The stress test once again pointed out the hidden flaws of banks. The Fed approved just $55 billion in payouts out of the total proposed. A good chunk of the miss was Citigroup which expected to spend $8 billion in dividends and buyback; while two other banks, Bank of America and Goldman Sachs, only passed the Fed’s test after agreeing to cut back what they would pay to shareholders. Even JPMorgan ended up announcing that it would pay $1 billion lesser in dividends and share buybacks than expected.
The Fed also predicted that the banks’ legal troubles were far from over. As part of the stress tests, the Fed estimated that the nation’s largest banks could pay another $150 billion covering legal fees and buying back soured mortgages over the next two years.
Then there are interest rates, which are likely to rise in the next year. Higher interest rates could eventually be good news for banks; but many predict that it could cause trouble. Already, higher rates have significantly cut mortgage refinancing activity, which has been a big money maker for banks over the past two years. Loan growth in general has remained tepid. What’s more, the Volcker Rule, which restricts banks’ trading operations and other post-financial crisis regulations, will officially come into effect later in 2014.

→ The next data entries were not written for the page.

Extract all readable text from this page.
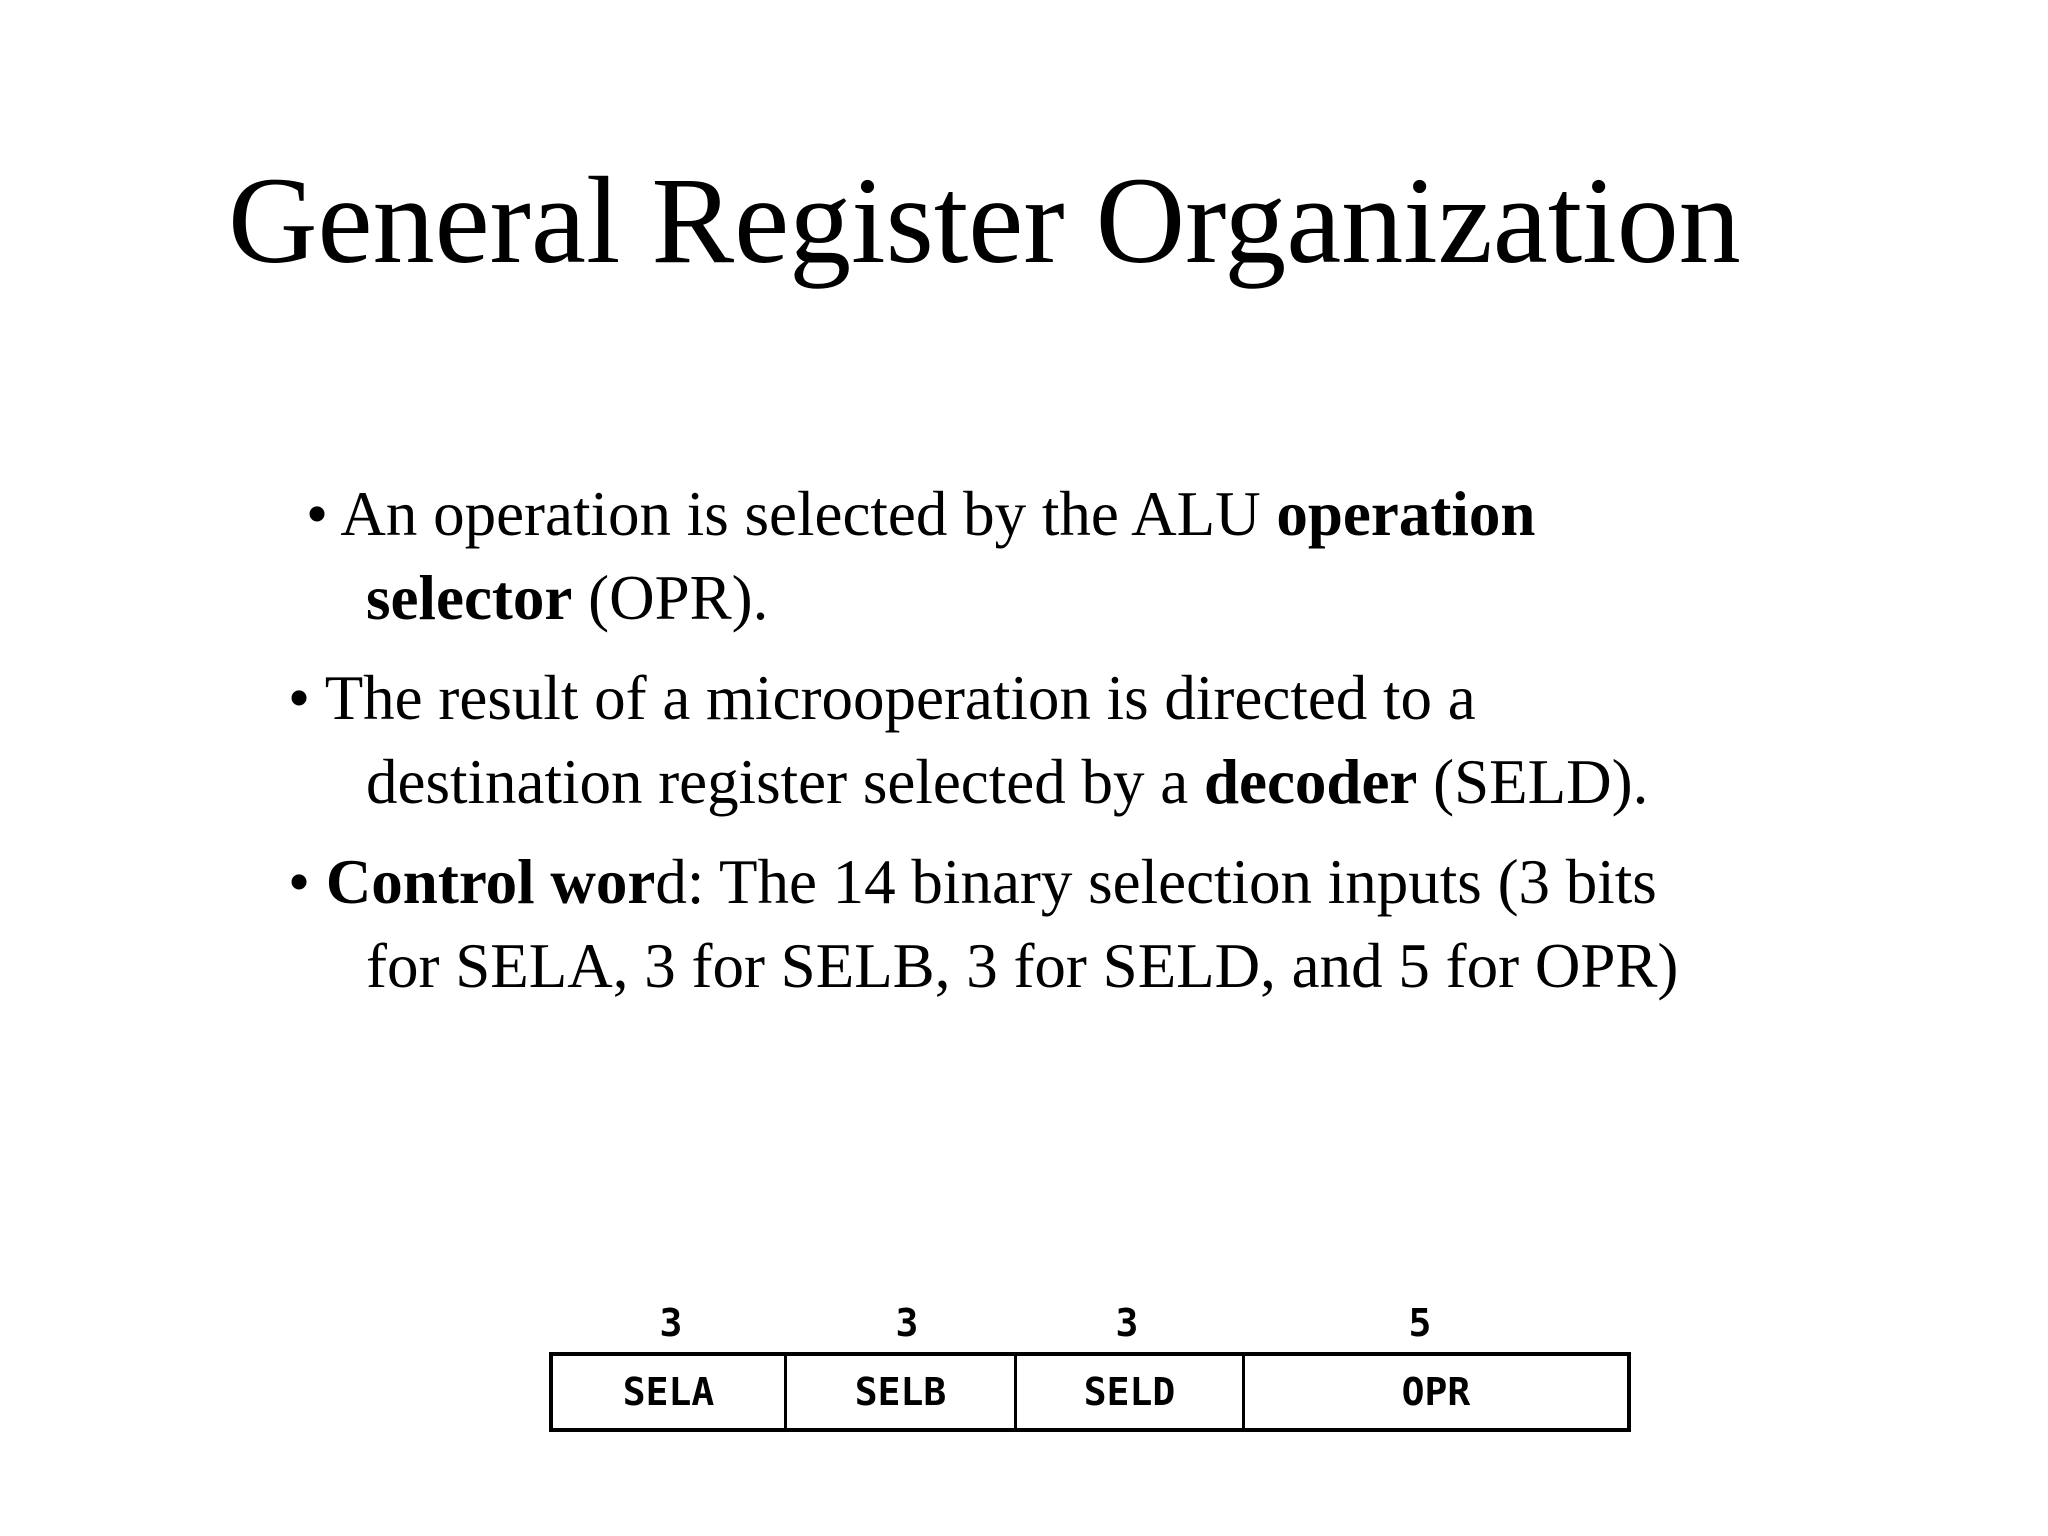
General Register Organization
• An operation is selected by the ALU operation
selector (OPR).
• The result of a microoperation is directed to a
destination register selected by a decoder (SELD).
• Control word: The 14 binary selection inputs (3 bits
for SELA, 3 for SELB, 3 for SELD, and 5 for OPR)
3	3	3	5
SELA	SELB	SELD	OPR
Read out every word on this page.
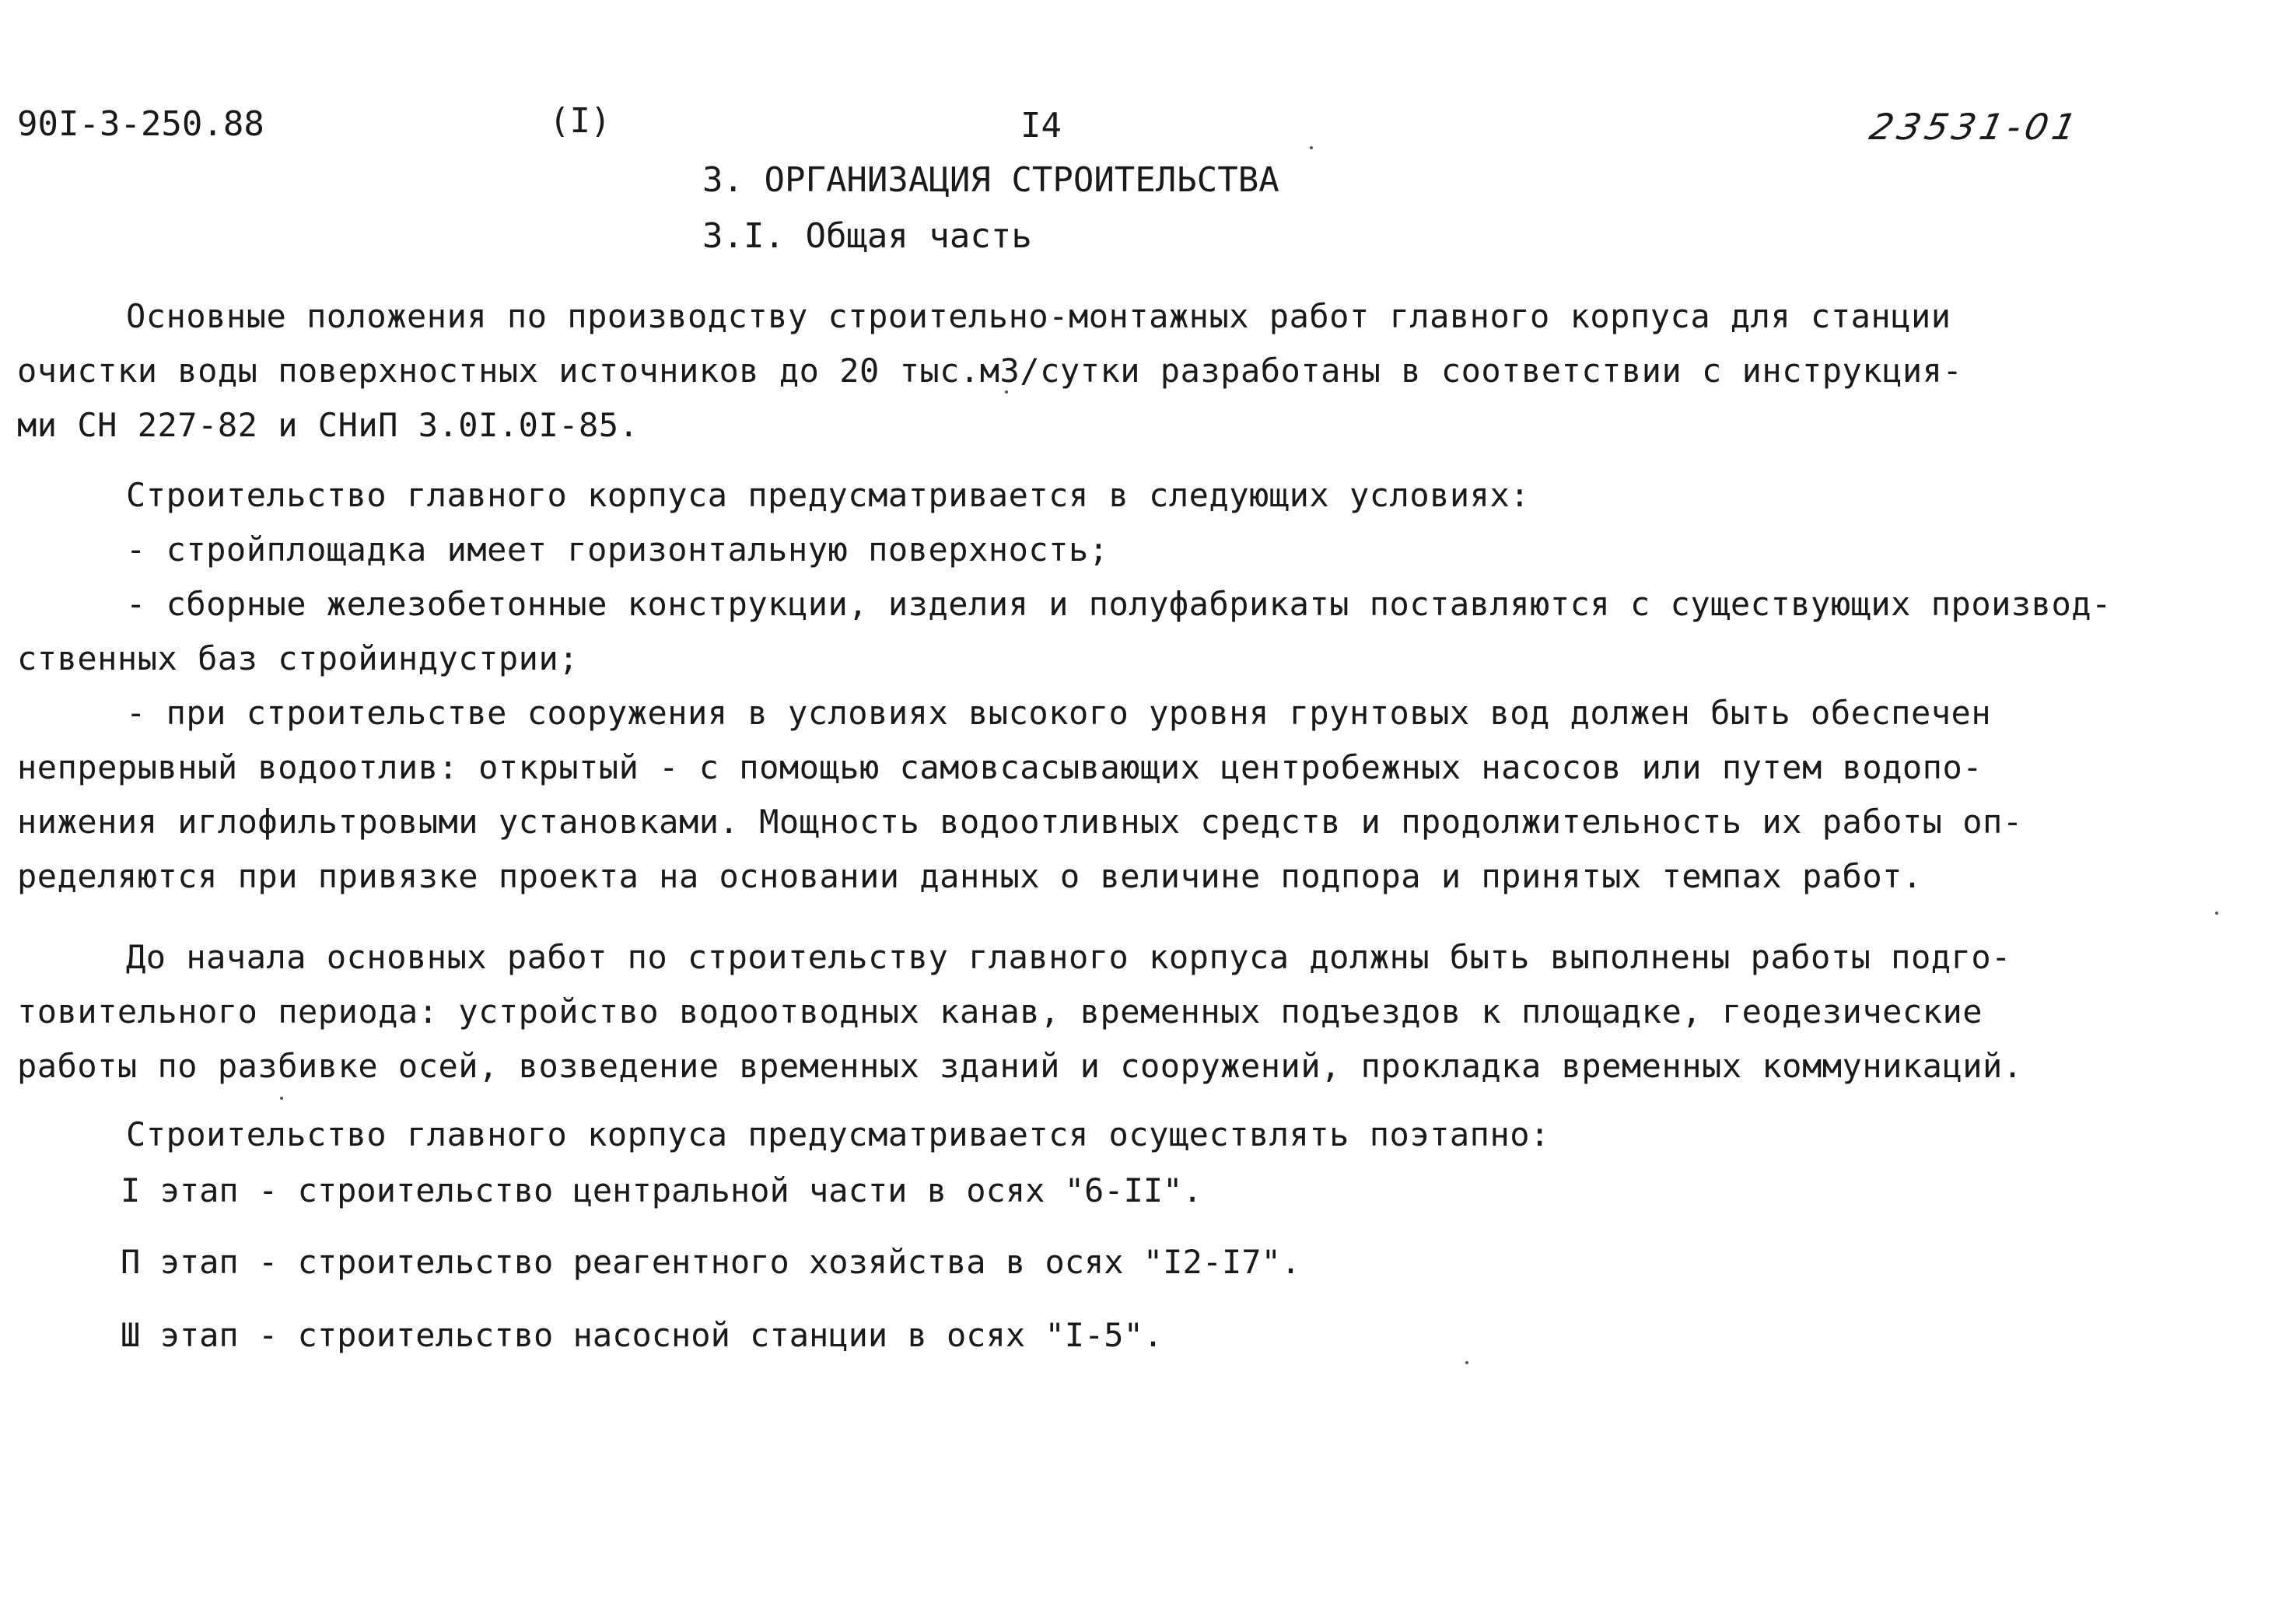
90I-3-250.88	(I)	I4	23531-01
3. ОРГАНИЗАЦИЯ СТРОИТЕЛЬСТВА
3.I. Общая часть
Основные положения по производству строительно-монтажных работ главного корпуса для станции
очистки воды поверхностных источников до 20 тыс.м3/сутки разработаны в соответствии с инструкция-
ми СН 227-82 и СНиП 3.0I.0I-85.
Строительство главного корпуса предусматривается в следующих условиях:
- стройплощадка имеет горизонтальную поверхность;
- сборные железобетонные конструкции, изделия и полуфабрикаты поставляются с существующих производ-
ственных баз стройиндустрии;
- при строительстве сооружения в условиях высокого уровня грунтовых вод должен быть обеспечен
непрерывный водоотлив: открытый - с помощью самовсасывающих центробежных насосов или путем водопо-
нижения иглофильтровыми установками. Мощность водоотливных средств и продолжительность их работы оп-
ределяются при привязке проекта на основании данных о величине подпора и принятых темпах работ.
До начала основных работ по строительству главного корпуса должны быть выполнены работы подго-
товительного периода: устройство водоотводных канав, временных подъездов к площадке, геодезические
работы по разбивке осей, возведение временных зданий и сооружений, прокладка временных коммуникаций.
Строительство главного корпуса предусматривается осуществлять поэтапно:
I этап - строительство центральной части в осях "6-II".
П этап - строительство реагентного хозяйства в осях "I2-I7".
Ш этап - строительство насосной станции в осях "I-5".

At the same time, investors seem to be pricing a lot of growth into banks stocks. The shares of the nation’s six largest banks have an average price-to-earnings of 15. Those same banks have $6.7 trillion in assets on which they earned average returns of 1.2% last year, or around $80 billion. To earn $92 billion, or 15% more, banks would have to increase their returns to 1.4%, higher than it was before the financial crisis. The other option is that banks would have to increase their lending activities. Given the current headwinds, neither higher profitability nor more lending looks all that likely. In fact, experts will not have to construct a stressful scenario for banks to disappoint investors next year.
Bank stocks have been on a roll for a while; now they may face an uphill climb.